I've been on a tear this past week about the results of the presidential election. I always knew, deep down, that my country was not ready for a woman president. The vitriol leveled against Hillary Clinton throughout her campaign, throughout her career, really, is typical of the demonization that occurs when a smart, strong, highly competent woman rises to the top in her field. I knew the average Joe wasn't ready for her, or any other woman, to be president, so it shouldn't have been a surprise that Trump won. I never thought he was an imbecile as many did. I always knew he was a shrewd, ruthless, immoral businessman, a real con man, as the most successful businessmen are. So he won, and I was devasted because President Elect Trump has pledged himself to everything that the US is not: division, exclusivity, unfairness, exclusion, inequality. This is not the USA of the founding fathers, and its not the USA of my heart,either. Americans pride themselves on being bigger, better, courageous fighters of what is wrong, champions of the underdog, generous... With half the electorate voting for Trump, and against all those things, I knew that something important and vital to my country had died. Most people on FB were treating this like just another election outcome, where the winners were happy, and the losers were sad and it was basically just sour grapes. It's not, though, at least on my part. Something integral to how we understand ourselves to be has died. We are now different than we were before. Electing Trump is a byproduct of a clash of opposite world views, and has resulted in us becoming less than we were before. I am heartbroken. It's like a death in the family, and in many ways, it is exactly that.

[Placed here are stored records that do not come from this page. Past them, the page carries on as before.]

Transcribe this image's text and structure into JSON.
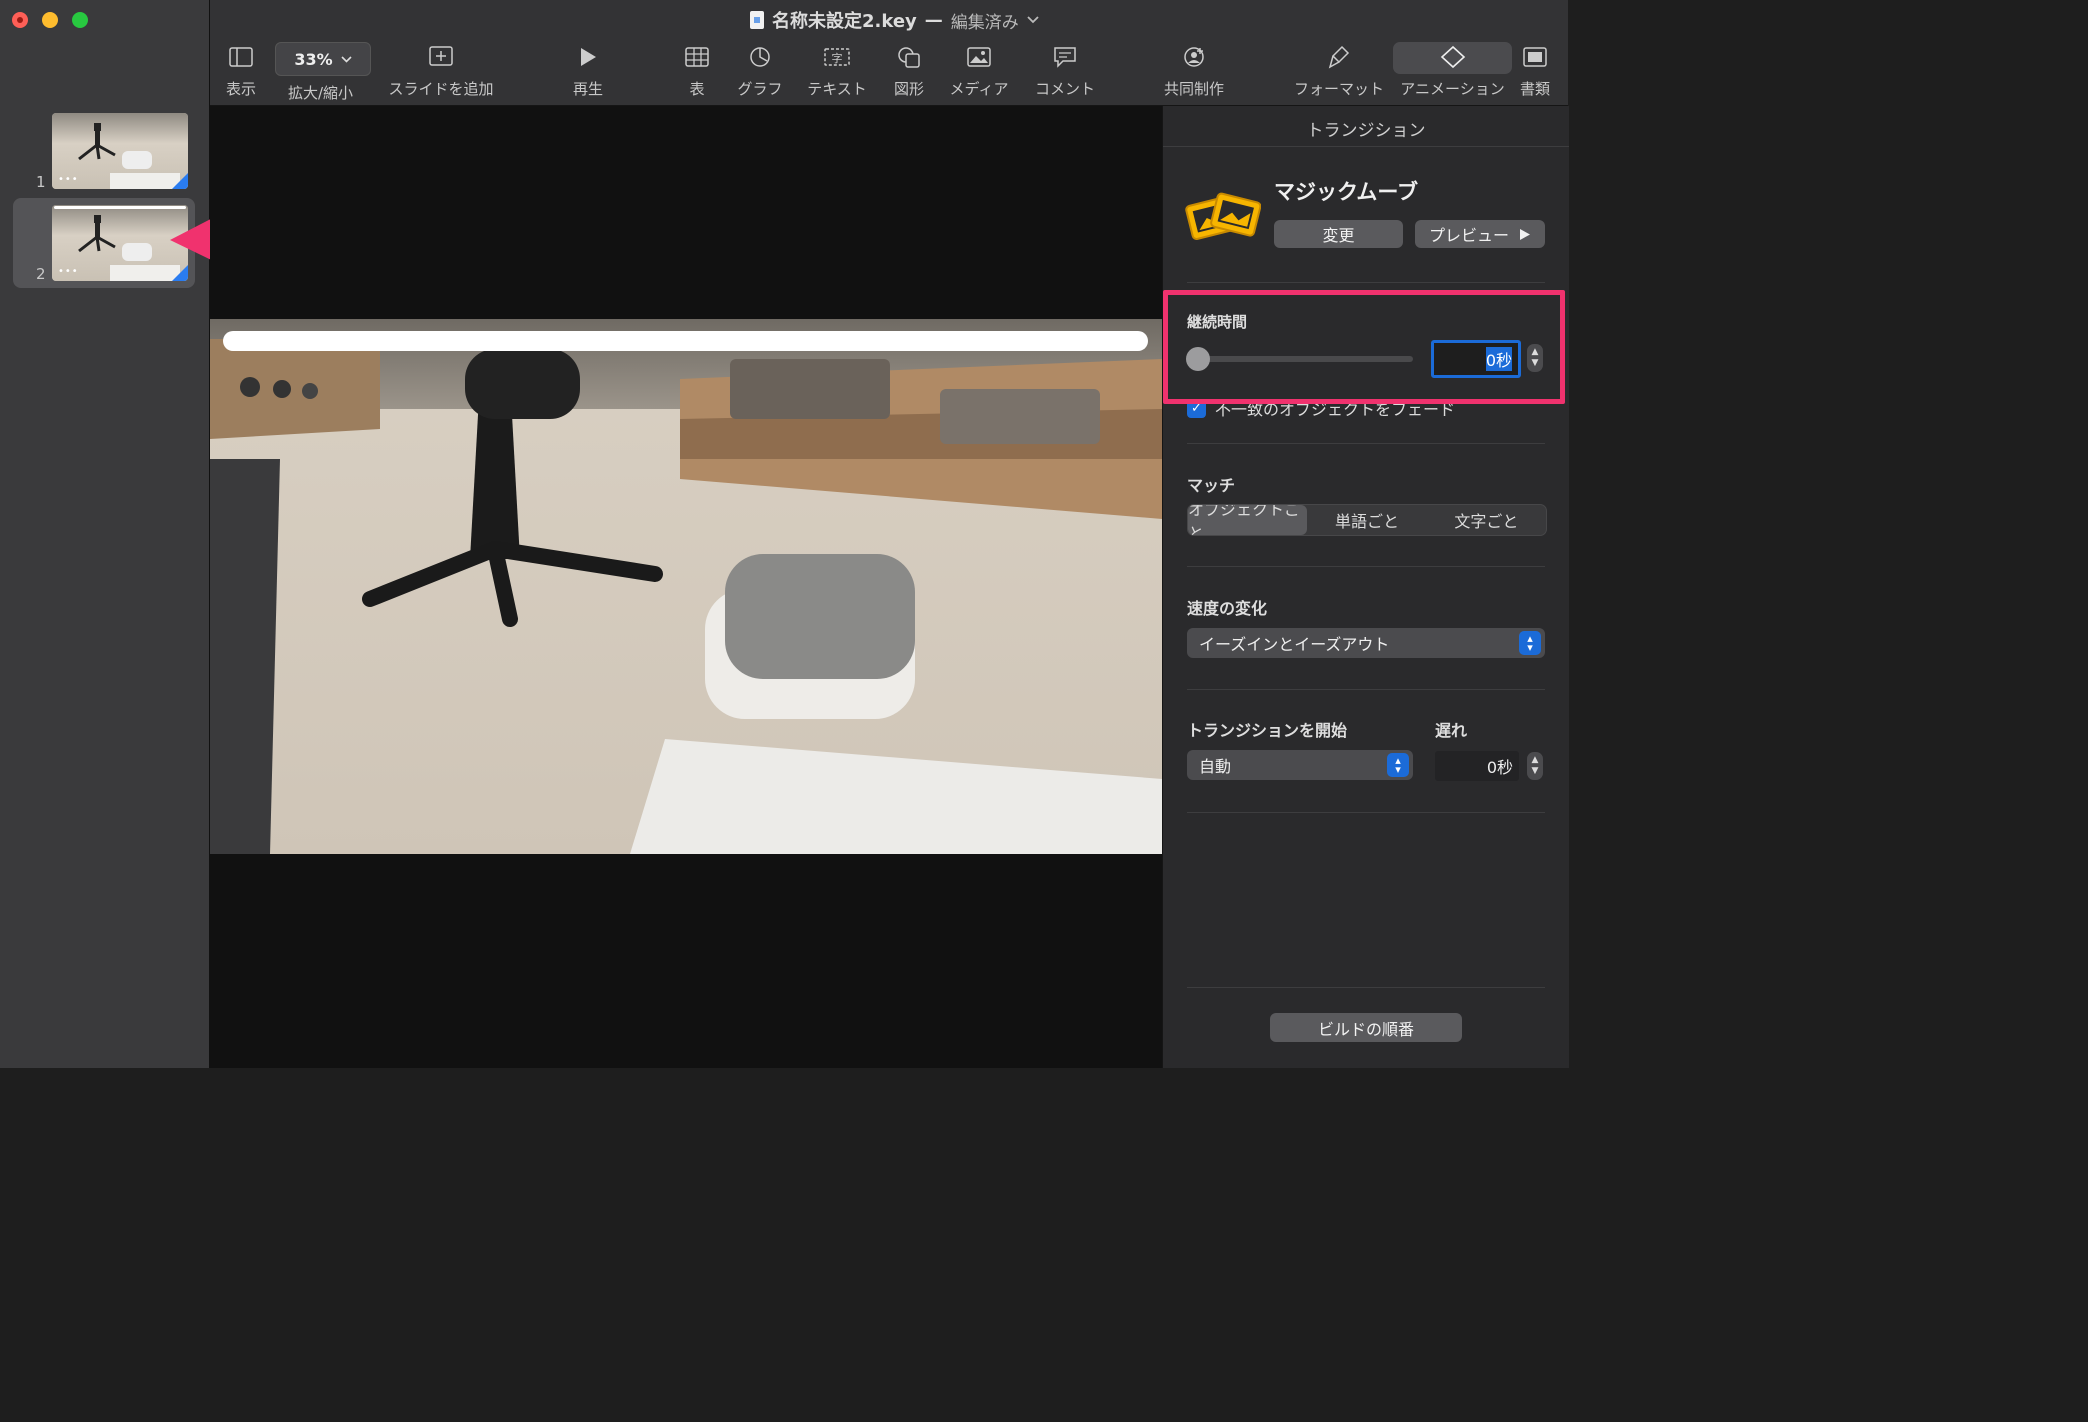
{
  "window": {
    "doc_name": "名称未設定2.key",
    "separator": "—",
    "status": "編集済み"
  },
  "toolbar": {
    "view_label": "表示",
    "zoom_value": "33%",
    "zoom_label": "拡大/縮小",
    "add_slide_label": "スライドを追加",
    "play_label": "再生",
    "table_label": "表",
    "chart_label": "グラフ",
    "text_label": "テキスト",
    "shape_label": "図形",
    "media_label": "メディア",
    "comment_label": "コメント",
    "collaborate_label": "共同制作",
    "format_label": "フォーマット",
    "animate_label": "アニメーション",
    "document_label": "書類"
  },
  "slides": [
    {
      "number": "1",
      "dots": "•••"
    },
    {
      "number": "2",
      "dots": "•••"
    }
  ],
  "inspector": {
    "header": "トランジション",
    "transition_name": "マジックムーブ",
    "change_button": "変更",
    "preview_button": "プレビュー",
    "duration_label": "継続時間",
    "duration_value": "0秒",
    "duration_slider_fraction": 0,
    "fade_checkbox_label": "不一致のオブジェクトをフェード",
    "fade_checked": true,
    "match_label": "マッチ",
    "match_options": [
      "オブジェクトごと",
      "単語ごと",
      "文字ごと"
    ],
    "match_selected": "オブジェクトごと",
    "acceleration_label": "速度の変化",
    "acceleration_value": "イーズインとイーズアウト",
    "start_label": "トランジションを開始",
    "start_value": "自動",
    "delay_label": "遅れ",
    "delay_value": "0秒",
    "build_order_button": "ビルドの順番"
  },
  "colors": {
    "annotation": "#f0326e",
    "accent": "#1b6bd8"
  }
}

So, I'm grieving. In the last few days, I've gone through all the stages of grief, some more than once, and all are excessively documented on facebook in my posts. I've vomited my despair and grief onto my facebook wall in an effort to understand and come to grips with who we, Americans, are now. I'm anxious and scared that hate crimes, already on the rise, will continue and eventually, we will have a version of mob rule, complete with lynchings.

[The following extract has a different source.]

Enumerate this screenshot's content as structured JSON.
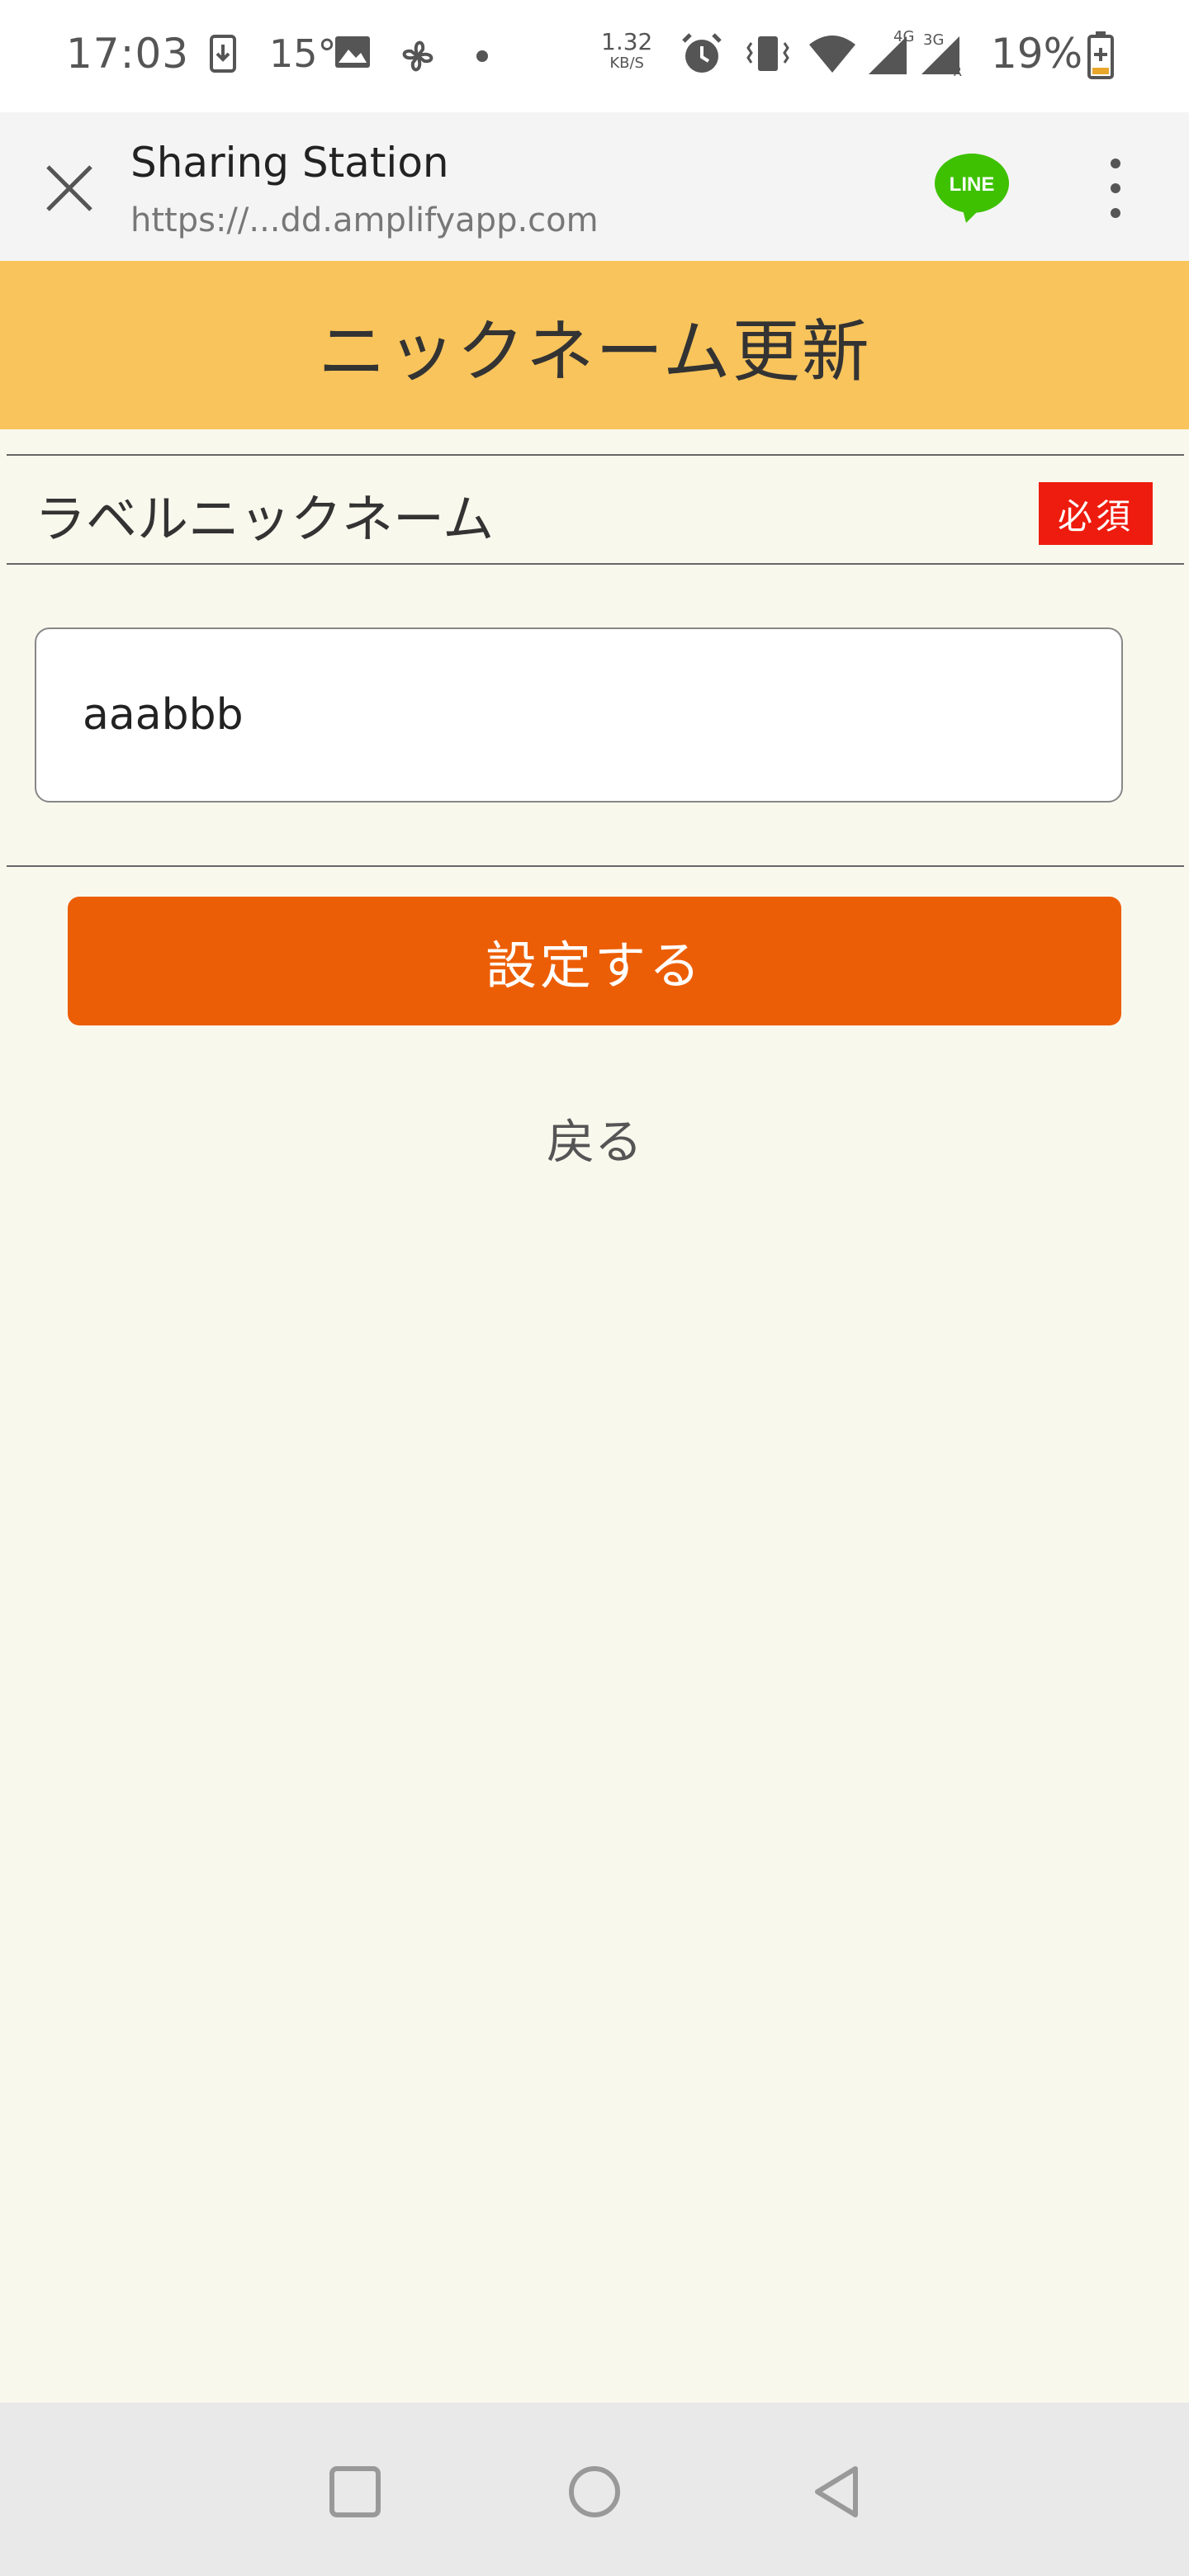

As I say often, it is what it is. There is nothing I can personally do to alter the results of the election. There is such polarization between people at this point, that there is nothing that I can do to bridge the gap, other than, perhaps, not adding to it. So, no more anti Trump posts on facebook. If I continue to do that, I will be no better than the Republicans who vilified Barack Obama for eight years, who obstructed him at ever turn, and were so obnoxious and petty that they likened his wife to an orangutan and him to a monkey. For the last eight years, I have been deeply disturbed by the lies and hatred of the President on a personal level, having nothing to do with his policies, and have wished for some respect for the office of President of the United States, and the man who inhabits it. I can't, in good conscience, go on vilifying Trump on a personal level for being the lying asshole that he is. He is now the President Elect and in two months, will be our President. May God have mercy on us all.
Concurrently, my sweetie boy Kyo, my most photogenic cat, has been slowly dying, and after two evenings of him and me cuddling on the sofa, he died while I was asleep last night. I knew the time was near, but I'm still sad. All the grief I've spent on the US in the last days is now turned toward this sweet little bucket of love. I'll need to bury him in a little bit.

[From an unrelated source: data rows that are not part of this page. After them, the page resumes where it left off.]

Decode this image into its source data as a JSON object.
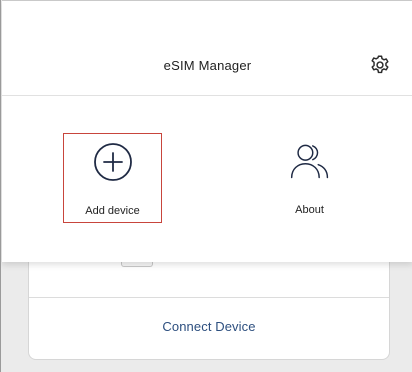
{
  "header": {
    "title": "eSIM Manager",
    "settings_icon": "gear-icon"
  },
  "menu": {
    "items": [
      {
        "label": "Add device",
        "icon": "plus-circle-icon",
        "selected": true
      },
      {
        "label": "About",
        "icon": "users-icon",
        "selected": false
      }
    ]
  },
  "card": {
    "connect_label": "Connect Device"
  },
  "colors": {
    "accent_text": "#2d4f7f",
    "selection_outline": "#c8453c"
  }
}
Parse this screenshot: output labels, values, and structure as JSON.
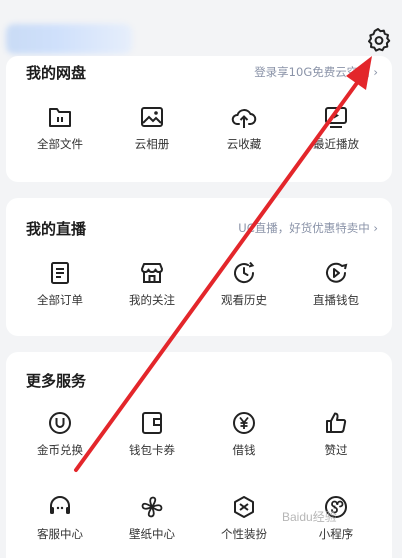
{
  "netdisk": {
    "title": "我的网盘",
    "hint": "登录享10G免费云空间 ›",
    "items": [
      {
        "label": "全部文件",
        "icon": "folder-icon"
      },
      {
        "label": "云相册",
        "icon": "photo-icon"
      },
      {
        "label": "云收藏",
        "icon": "cloud-upload-icon"
      },
      {
        "label": "最近播放",
        "icon": "tv-play-icon"
      }
    ]
  },
  "live": {
    "title": "我的直播",
    "hint": "UC直播，好货优惠特卖中 ›",
    "items": [
      {
        "label": "全部订单",
        "icon": "order-list-icon"
      },
      {
        "label": "我的关注",
        "icon": "store-icon"
      },
      {
        "label": "观看历史",
        "icon": "history-clock-icon"
      },
      {
        "label": "直播钱包",
        "icon": "wallet-play-icon"
      }
    ]
  },
  "services": {
    "title": "更多服务",
    "items": [
      {
        "label": "金币兑换",
        "icon": "coin-u-icon"
      },
      {
        "label": "钱包卡券",
        "icon": "card-wallet-icon"
      },
      {
        "label": "借钱",
        "icon": "yuan-icon"
      },
      {
        "label": "赞过",
        "icon": "thumbs-up-icon"
      },
      {
        "label": "客服中心",
        "icon": "headset-icon"
      },
      {
        "label": "壁纸中心",
        "icon": "pinwheel-icon"
      },
      {
        "label": "个性装扮",
        "icon": "style-icon"
      },
      {
        "label": "小程序",
        "icon": "mini-program-icon"
      }
    ]
  },
  "watermark": "Baidu经验",
  "colors": {
    "arrow": "#e3262b",
    "text": "#1c1c1c",
    "hint": "#8a93a8"
  }
}
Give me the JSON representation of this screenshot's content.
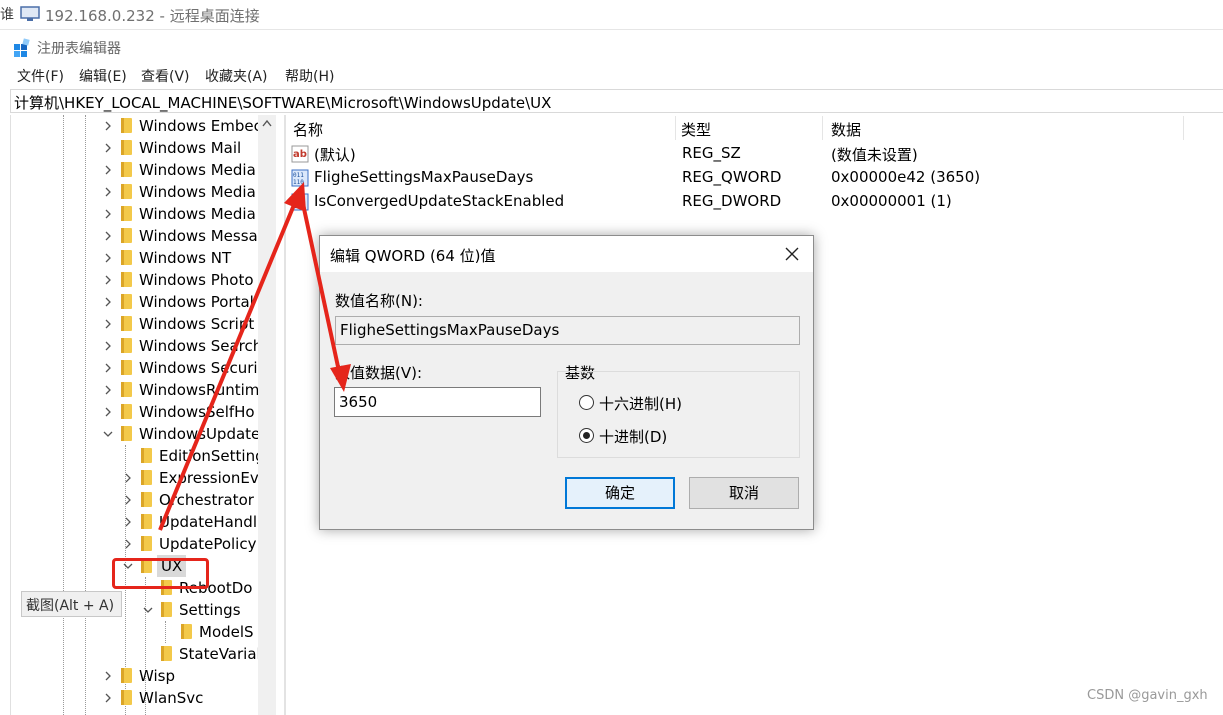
{
  "rdp": {
    "title": "192.168.0.232 - 远程桌面连接",
    "edge_char": "谁"
  },
  "app": {
    "title": "注册表编辑器"
  },
  "menu": [
    "文件(F)",
    "编辑(E)",
    "查看(V)",
    "收藏夹(A)",
    "帮助(H)"
  ],
  "address": "计算机\\HKEY_LOCAL_MACHINE\\SOFTWARE\\Microsoft\\WindowsUpdate\\UX",
  "tree": [
    "Windows Embec",
    "Windows Mail",
    "Windows Media",
    "Windows Media",
    "Windows Media",
    "Windows Messa",
    "Windows NT",
    "Windows Photo",
    "Windows Portal",
    "Windows Script",
    "Windows Search",
    "Windows Securi",
    "WindowsRuntim",
    "WindowsSelfHo",
    "WindowsUpdate",
    "EditionSetting",
    "ExpressionEva",
    "Orchestrator",
    "UpdateHandl",
    "UpdatePolicy",
    "UX",
    "RebootDo",
    "Settings",
    "ModelS",
    "StateVarial",
    "Wisp",
    "WlanSvc"
  ],
  "list": {
    "headers": {
      "name": "名称",
      "type": "类型",
      "data": "数据"
    },
    "rows": [
      {
        "icon": "string-value-icon",
        "name": "(默认)",
        "type": "REG_SZ",
        "data": "(数值未设置)"
      },
      {
        "icon": "binary-value-icon",
        "name": "FligheSettingsMaxPauseDays",
        "type": "REG_QWORD",
        "data": "0x00000e42 (3650)"
      },
      {
        "icon": "binary-value-icon",
        "name": "IsConvergedUpdateStackEnabled",
        "type": "REG_DWORD",
        "data": "0x00000001 (1)"
      }
    ]
  },
  "dialog": {
    "title": "编辑 QWORD (64 位)值",
    "name_label": "数值名称(N):",
    "name_value": "FligheSettingsMaxPauseDays",
    "data_label": "数值数据(V):",
    "data_value": "3650",
    "base_label": "基数",
    "hex_label": "十六进制(H)",
    "dec_label": "十进制(D)",
    "selected_base": "dec",
    "ok": "确定",
    "cancel": "取消"
  },
  "tooltip": "截图(Alt + A)",
  "watermark": "CSDN @gavin_gxh",
  "colors": {
    "annotation_red": "#e5251b",
    "folder": "#f3c94a",
    "default_button_border": "#0078d7"
  }
}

So, two deaths in one week. It's a lot to deal with, but it is reality, and reality must be accepted. I have reached the fifth stage of grief. It is what it is. There is residual sadness at chances to become better which have been missed and sadness at the loss of a beloved pet. Death is ugly in all its forms, and is symptom of the sinfulness of mankind. Death is not what God wants for us and not what we were created for. We were created for life, eternal life, but we sinned, and that sin tore the fabric of our existence, allowing evil and sin to enter. Death is evil. Always. But is also the doorway to our Father's House, where we truly belong. When my mother died, I reflected on my memory of her, her sisters and her mother cooking together in the kitchen, and I was comforted by the thought that in my Father's house are many mansions. I go to prepare a place for you. I thought to myself, why not a kitchen? Now, I'm thinking, why not a comfy bed for Kyo? And, why not an entire wing for the struggling, lost and blind USA? Why not?